Returning to Jamaica, he was dismayed by the lack of live reggae there and in 1978 held the first Reggae Sunsplash festival--a seven-day event staged in Montego Bay. In the mid '80s he expanded the annual festival into an international tour, and now hopes that its success will be a springboard for new reggae artists, and a demonstration of reggae's commercial viability.
"It's a mistake for people to see reggae as a Jamaican phenomenon or a cult," he said, pointing to the size and breadth of the Sunsplash crowds. "It's gone beyond that. This tour has gotten bigger and bigger and hopefully the record companies will see that reggae has a strong base."

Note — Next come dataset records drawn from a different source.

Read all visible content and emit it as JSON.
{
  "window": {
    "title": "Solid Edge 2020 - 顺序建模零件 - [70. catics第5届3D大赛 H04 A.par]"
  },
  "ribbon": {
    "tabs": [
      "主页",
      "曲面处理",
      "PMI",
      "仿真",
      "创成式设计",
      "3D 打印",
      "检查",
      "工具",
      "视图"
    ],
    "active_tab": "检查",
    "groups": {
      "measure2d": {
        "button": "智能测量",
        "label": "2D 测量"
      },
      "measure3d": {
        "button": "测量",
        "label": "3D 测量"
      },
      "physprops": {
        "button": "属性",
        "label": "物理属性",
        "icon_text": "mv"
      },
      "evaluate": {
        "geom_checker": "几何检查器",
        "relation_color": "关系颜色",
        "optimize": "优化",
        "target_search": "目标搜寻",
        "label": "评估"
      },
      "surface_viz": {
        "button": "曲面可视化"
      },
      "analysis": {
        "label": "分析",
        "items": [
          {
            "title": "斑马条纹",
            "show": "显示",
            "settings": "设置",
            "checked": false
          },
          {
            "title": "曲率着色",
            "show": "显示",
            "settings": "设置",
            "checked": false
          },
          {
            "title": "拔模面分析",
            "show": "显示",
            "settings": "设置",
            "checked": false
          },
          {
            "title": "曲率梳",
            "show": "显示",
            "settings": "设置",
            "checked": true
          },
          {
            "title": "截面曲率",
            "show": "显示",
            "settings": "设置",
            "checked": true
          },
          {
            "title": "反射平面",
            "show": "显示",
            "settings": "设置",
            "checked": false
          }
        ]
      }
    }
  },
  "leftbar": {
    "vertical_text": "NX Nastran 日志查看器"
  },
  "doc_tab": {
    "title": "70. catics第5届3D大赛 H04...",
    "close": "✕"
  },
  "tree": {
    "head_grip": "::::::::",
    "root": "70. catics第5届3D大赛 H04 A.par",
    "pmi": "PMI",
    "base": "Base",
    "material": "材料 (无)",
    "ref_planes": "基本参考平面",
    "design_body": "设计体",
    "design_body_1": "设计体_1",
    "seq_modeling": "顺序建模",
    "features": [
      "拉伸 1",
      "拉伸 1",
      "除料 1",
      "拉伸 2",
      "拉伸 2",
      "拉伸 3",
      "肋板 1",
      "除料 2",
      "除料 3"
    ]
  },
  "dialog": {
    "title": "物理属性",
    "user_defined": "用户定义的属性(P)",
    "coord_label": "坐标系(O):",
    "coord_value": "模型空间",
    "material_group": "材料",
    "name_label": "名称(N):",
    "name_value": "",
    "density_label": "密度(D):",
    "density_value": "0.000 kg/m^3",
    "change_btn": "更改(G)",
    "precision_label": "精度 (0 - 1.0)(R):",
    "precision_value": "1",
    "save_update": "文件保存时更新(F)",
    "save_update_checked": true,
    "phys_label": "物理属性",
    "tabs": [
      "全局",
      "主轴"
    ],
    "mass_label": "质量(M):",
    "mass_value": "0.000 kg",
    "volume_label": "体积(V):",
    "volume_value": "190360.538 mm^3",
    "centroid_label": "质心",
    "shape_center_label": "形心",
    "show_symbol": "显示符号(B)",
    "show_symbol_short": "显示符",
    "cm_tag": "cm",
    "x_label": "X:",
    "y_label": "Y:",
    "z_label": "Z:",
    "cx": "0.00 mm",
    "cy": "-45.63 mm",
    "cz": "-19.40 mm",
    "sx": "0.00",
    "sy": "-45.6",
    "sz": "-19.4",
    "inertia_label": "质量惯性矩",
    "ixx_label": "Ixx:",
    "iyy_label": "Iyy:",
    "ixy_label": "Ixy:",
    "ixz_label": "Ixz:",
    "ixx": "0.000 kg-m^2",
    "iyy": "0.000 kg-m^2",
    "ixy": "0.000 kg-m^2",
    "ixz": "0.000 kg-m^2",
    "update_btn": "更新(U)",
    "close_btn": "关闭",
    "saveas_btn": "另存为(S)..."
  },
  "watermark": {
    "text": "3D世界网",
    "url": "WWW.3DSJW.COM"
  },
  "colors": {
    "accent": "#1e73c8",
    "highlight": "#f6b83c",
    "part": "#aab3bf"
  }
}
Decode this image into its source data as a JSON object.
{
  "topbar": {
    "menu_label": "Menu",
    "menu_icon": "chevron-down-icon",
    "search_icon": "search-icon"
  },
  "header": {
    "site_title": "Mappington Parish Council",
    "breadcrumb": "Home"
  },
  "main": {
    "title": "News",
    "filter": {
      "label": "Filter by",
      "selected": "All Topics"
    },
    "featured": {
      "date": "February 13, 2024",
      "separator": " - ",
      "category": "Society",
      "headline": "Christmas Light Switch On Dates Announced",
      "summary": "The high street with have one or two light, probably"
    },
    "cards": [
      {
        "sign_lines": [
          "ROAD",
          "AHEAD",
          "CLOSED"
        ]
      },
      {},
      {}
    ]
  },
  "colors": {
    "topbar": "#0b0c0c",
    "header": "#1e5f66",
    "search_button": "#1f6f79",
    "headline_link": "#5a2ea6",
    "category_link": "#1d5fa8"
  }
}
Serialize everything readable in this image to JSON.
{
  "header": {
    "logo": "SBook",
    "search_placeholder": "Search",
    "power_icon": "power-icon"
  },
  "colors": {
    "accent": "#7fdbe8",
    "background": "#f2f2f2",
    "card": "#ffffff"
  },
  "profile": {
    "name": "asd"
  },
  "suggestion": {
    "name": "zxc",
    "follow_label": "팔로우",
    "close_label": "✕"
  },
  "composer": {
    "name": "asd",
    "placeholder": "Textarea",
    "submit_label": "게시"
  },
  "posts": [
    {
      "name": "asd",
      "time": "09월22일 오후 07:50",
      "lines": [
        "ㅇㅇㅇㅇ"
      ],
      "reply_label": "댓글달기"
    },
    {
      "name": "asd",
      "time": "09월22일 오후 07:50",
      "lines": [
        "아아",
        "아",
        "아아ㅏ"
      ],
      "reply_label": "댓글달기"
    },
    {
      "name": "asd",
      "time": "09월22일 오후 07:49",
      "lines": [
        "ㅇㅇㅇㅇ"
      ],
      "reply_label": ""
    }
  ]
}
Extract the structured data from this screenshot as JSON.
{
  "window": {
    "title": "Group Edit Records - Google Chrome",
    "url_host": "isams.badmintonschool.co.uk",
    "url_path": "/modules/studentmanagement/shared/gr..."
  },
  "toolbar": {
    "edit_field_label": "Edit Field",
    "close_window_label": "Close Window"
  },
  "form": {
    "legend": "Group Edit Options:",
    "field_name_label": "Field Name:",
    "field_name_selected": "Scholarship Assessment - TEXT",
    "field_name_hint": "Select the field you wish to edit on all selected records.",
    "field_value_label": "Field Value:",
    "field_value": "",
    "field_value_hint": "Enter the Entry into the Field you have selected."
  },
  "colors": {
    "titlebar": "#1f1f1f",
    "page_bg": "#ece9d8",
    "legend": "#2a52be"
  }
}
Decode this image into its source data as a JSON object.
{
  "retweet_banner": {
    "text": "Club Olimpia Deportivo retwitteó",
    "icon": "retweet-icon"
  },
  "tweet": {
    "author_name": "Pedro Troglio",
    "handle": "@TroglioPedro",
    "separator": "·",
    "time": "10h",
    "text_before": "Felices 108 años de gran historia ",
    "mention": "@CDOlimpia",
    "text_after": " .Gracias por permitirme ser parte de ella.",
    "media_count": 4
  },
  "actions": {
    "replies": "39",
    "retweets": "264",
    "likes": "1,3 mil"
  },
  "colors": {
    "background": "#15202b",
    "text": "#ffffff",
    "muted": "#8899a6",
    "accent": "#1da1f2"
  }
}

Blues promoter Scott's ambitions are a bit more modest. His label exists not so much to create stars as to give blues underdogs or forgottens some kind of outlet. Among them are most of the artists appearing at the Hollywood blues fest. The Saturday lineup includes New Orleans R&B artist Earl King, Louisiana soul singer James (Thunderbird) Davis and rising-star-guitarist Bobby Radcliff; Sunday features such Black Top acts as Texas blues band Anson Funderburgh & the Rockets, Joe (Guitar) Hughes and Los Angeles' Rod Piazza & the Mighty Flyers.
Where Johnson said that a relatively well-known reggae artist can sell perhaps 100,000 copies of an album in the United States--no big deal for major labels, but phenomenal for a small independent--Scott said that 10,000 to 20,000 is good for a Black Top release. The label's biggest seller is "Neville-ization," a 1984 live album by the Neville Brothers, which has sold 50,000 copies.
Black Top was founded in 1981 as an outgrowth of the Scott brothers' passion for the blues music they heard while growing up in the central Louisiana town of Alexander. While Nauman went to law school and then into the natural gas business, moving in the '70s to Dallas, younger brother Hammond went on the road managing Texas blues-country musician Clarence (Gatemouth) Brown.
By the late '70s Hammond, too, was in law school. Pooling Nauman's business skills and Hammond's experience with musicians, they started Black Top as a home for overlooked talent.
Even with Black Top's help, recognition outside blues circles is hard to come by for these performers.
"We had an Earl King record one year nominated for an R&B Grammy against (Michael Jackson's) 'Thriller,' " he said, dryly adding, "Incidentally, 'Thriller' won."